Soziologe: Polizei sollte auf Randale flexibel reagieren

dpa Stuttgart. Welchen Kurs soll die Polizei nach den Ausschreitungen in Stuttgart einschlagen? Ein Soziologe rät von generellen Vorgaben für härteres Vorgehen der Polizei ab.

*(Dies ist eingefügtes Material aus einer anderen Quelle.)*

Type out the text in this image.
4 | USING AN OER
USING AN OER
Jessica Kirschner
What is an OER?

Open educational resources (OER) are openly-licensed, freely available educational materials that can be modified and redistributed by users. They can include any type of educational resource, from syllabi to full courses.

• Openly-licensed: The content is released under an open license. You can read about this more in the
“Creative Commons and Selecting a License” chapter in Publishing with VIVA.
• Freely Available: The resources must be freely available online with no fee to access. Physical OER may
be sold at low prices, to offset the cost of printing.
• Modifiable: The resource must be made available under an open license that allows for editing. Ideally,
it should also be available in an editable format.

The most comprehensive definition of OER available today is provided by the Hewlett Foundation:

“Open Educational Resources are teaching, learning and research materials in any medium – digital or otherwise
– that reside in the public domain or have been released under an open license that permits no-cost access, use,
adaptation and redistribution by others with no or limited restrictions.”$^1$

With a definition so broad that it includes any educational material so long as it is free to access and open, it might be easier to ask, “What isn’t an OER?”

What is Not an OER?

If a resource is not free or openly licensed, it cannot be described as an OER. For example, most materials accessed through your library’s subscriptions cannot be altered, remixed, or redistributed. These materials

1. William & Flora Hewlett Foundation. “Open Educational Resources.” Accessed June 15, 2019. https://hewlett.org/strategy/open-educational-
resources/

Protestforscher Dieter Rucht. Foto: Sophia Kembowski/dpa/Archivbild

Protestforscher Dieter Rucht. Foto: Sophia Kembowski/dpa/Archivbild

Die Polizei sollte nach Ansicht eines Soziologen Randale wie in Stuttgart anpassungsfähig begegnen - und nicht pauschal mit harter Hand. „Die Polizei sollte angemessen reagieren und auch flexibel entscheiden können, ob sie ein Auge zudrückt oder entschlossen reagiert, wenn eine Grenze überschritten wird“, sagte Dieter Rucht vom Vorstand des Instituts für Protest- und Bewegungsforschung in Berlin. Wenn aber Menschen verletzt oder Läden zertrümmert werden - wie in Stuttgart passiert -, müssten die Beamten ihrer Dienstpflicht nachkommen.

Bei offenen Situationen helfe eine „Haudraufmentalität“ dagegen nicht, sondern führe vielmehr zur Solidarisierung Unbeteiligter, erläuterte der Professor. Auch von restriktiven Maßnahmen, wie das Alter für den Erwerb von Bier mit derzeit 16 Jahren heraufzusetzen, hält Rucht nichts. Dies widerspreche Überlegungen, das Erwachsenwerden immer weiter nach vorne zu verlegen, etwa bei Wahlen. „Verbote wecken nur Neugier.“

Macho-Gehabe, Missachtung von Regeln und Allmachtsgefühle gehören laut dem Wissenschaftler zur männlichen Sozialisation. Zum Teil werde das Über-die-Stränge-Schlagen ritualisiert. Als Beispiel nannte Rucht die Bonfire-Tradition in Großbritannien und USA, bei der es bei großen Feuern zur Protesten gegen Autoritäten komme. Auch Karneval trage Züge von ritualisiertem Bruch mit Konventionen.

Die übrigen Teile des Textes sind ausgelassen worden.